Sie war sprachlos. Manolete hatte von irgendwo her eine Kamera bekommen und fotografierte eifrig. Ruut saß mit krummem Rücken und gefalteten Händen da und schien ein Mantra zu beten. Baader flüsterte immer wieder vor sich hin: „Geil. Geil. Geil.“ Gudrun war blaß vor Hass. „Da hast du es“, sagte er. „Das vollendete Böse.“ Sie starrte ihn an. „Das blonde Ungeheuer.“ „Gefällt sie dir?“, fragte sie. „Sie hat schöne Beine.“ „Willst du sie ficken?“ Er legte ihr die Hand aufs Knie. „Wie jeder. Sie ist ausgepreist. Ich könnte sie nehmen. Oder lassen. Es wäre nicht das, was wir... Außer, dass es dich fühlen ließe...“ „Was?“ „Dass ich es bin.“ Sie legte ihre Hand auf die seine. Es gab jetzt keinen Rückweg mehr. „Das Böse.“ Sie schaute noch einmal zu der Blonden hinüber, bevor sie sich erhob. Sie traten aus der Halle. Sie schob ihre Hand unter seine Lederjacke, lehnte ihr Gesicht an seine Brust. Das Beben schwoll an. In der Halle hatte Gudrun die Waffe aus dem Hosenbund gezogen. Sie riss Andreas vom Sitz. „Die Drecksau.“ Sie schoss der Blonden auf dem Podest mitten zwischen die blauen Augen. Andreas verstand nichts. Wild ballerte er um sich. Manolete und Ruut schlossen sich – etwas widerwillig – an. Sirenen heulten. Eine Panik brach aus. Menschen trampelten übereinander. Dunkles Blut verschwamm fast vollständig in den schwarzen Teppichböden der Kulissen.

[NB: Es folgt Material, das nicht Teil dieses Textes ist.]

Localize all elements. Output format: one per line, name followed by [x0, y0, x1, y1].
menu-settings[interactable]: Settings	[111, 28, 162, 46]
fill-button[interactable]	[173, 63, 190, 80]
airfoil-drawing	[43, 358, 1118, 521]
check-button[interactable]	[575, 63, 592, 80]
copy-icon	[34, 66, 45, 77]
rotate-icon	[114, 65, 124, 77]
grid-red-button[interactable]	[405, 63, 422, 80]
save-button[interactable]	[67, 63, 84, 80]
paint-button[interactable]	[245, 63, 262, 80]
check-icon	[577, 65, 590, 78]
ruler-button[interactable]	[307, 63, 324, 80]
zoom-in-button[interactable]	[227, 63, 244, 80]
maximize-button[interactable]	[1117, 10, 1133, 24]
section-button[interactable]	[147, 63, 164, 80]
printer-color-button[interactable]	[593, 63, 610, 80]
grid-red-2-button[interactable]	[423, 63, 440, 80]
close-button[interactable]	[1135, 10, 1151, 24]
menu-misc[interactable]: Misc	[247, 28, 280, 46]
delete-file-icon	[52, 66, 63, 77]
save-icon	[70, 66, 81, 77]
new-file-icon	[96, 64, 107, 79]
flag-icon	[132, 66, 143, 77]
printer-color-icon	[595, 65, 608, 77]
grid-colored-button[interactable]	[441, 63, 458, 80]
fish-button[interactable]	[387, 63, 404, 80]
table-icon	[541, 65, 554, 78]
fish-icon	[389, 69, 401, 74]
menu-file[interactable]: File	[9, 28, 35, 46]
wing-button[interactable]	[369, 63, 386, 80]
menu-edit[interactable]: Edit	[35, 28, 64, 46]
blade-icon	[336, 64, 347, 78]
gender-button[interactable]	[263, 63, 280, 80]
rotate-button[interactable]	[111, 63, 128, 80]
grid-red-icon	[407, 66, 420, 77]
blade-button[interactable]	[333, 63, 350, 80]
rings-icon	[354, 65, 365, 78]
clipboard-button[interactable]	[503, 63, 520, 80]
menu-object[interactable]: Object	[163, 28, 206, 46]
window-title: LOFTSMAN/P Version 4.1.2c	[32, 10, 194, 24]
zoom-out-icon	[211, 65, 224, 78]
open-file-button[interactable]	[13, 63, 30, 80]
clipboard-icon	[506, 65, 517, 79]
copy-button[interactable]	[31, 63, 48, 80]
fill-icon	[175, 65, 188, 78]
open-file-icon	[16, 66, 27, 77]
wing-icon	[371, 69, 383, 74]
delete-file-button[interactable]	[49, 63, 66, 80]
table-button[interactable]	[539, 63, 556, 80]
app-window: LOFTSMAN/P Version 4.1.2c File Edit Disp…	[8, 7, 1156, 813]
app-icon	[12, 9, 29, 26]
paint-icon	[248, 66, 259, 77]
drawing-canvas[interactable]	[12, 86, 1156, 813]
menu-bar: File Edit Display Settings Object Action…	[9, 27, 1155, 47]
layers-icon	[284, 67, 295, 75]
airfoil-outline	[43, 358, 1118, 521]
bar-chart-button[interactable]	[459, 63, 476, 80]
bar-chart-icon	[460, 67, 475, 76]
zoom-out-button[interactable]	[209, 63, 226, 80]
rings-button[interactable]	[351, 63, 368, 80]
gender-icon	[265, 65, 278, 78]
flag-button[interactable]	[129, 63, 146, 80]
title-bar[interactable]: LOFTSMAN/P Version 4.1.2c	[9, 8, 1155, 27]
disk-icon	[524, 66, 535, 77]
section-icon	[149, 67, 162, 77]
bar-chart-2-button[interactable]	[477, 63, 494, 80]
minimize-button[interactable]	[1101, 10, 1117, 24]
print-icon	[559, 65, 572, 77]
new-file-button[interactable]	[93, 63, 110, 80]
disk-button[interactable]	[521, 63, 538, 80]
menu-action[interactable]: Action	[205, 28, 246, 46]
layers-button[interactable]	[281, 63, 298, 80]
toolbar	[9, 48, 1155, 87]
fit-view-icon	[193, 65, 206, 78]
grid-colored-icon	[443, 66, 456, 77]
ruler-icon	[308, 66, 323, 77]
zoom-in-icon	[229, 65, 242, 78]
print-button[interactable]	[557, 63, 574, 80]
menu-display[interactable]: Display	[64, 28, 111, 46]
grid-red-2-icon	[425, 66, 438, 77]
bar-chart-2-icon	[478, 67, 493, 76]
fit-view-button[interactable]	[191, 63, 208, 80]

Nur auf der weißen Leinwand hinter der Brünetten, deren Leichnam von Jauche und Mayonaisse überzogen in schöner Streckung dalag, ergaben die Spritzer ein Gemälde wie von Jackson Pollock. Sie hob den Kopf an für einen Kuss. An dem die Welt zugrunde geht. Sie sanken nieder.


SIE: „Nur wir erregen bleibenden Abscheu.“
ER:  „Immer schon.“
SIE:  „War es wahr.“
ER:  „Wenn der Geist Körper wird.“
SIE:  „Sich die Flüssigkeiten austauschen.“
ER:   „Wie im Rausch“
SIE:   „Durch Raum und Zeit.“
ER:   „Mit Schleim und Sekret.“
SIE:   „Sich vereint.“
ER:   „Ich werde dich immer lieben.“

Es muss auch ohne uns Metaphysiker gehen. Wir verabschieden uns ohne Bedauern.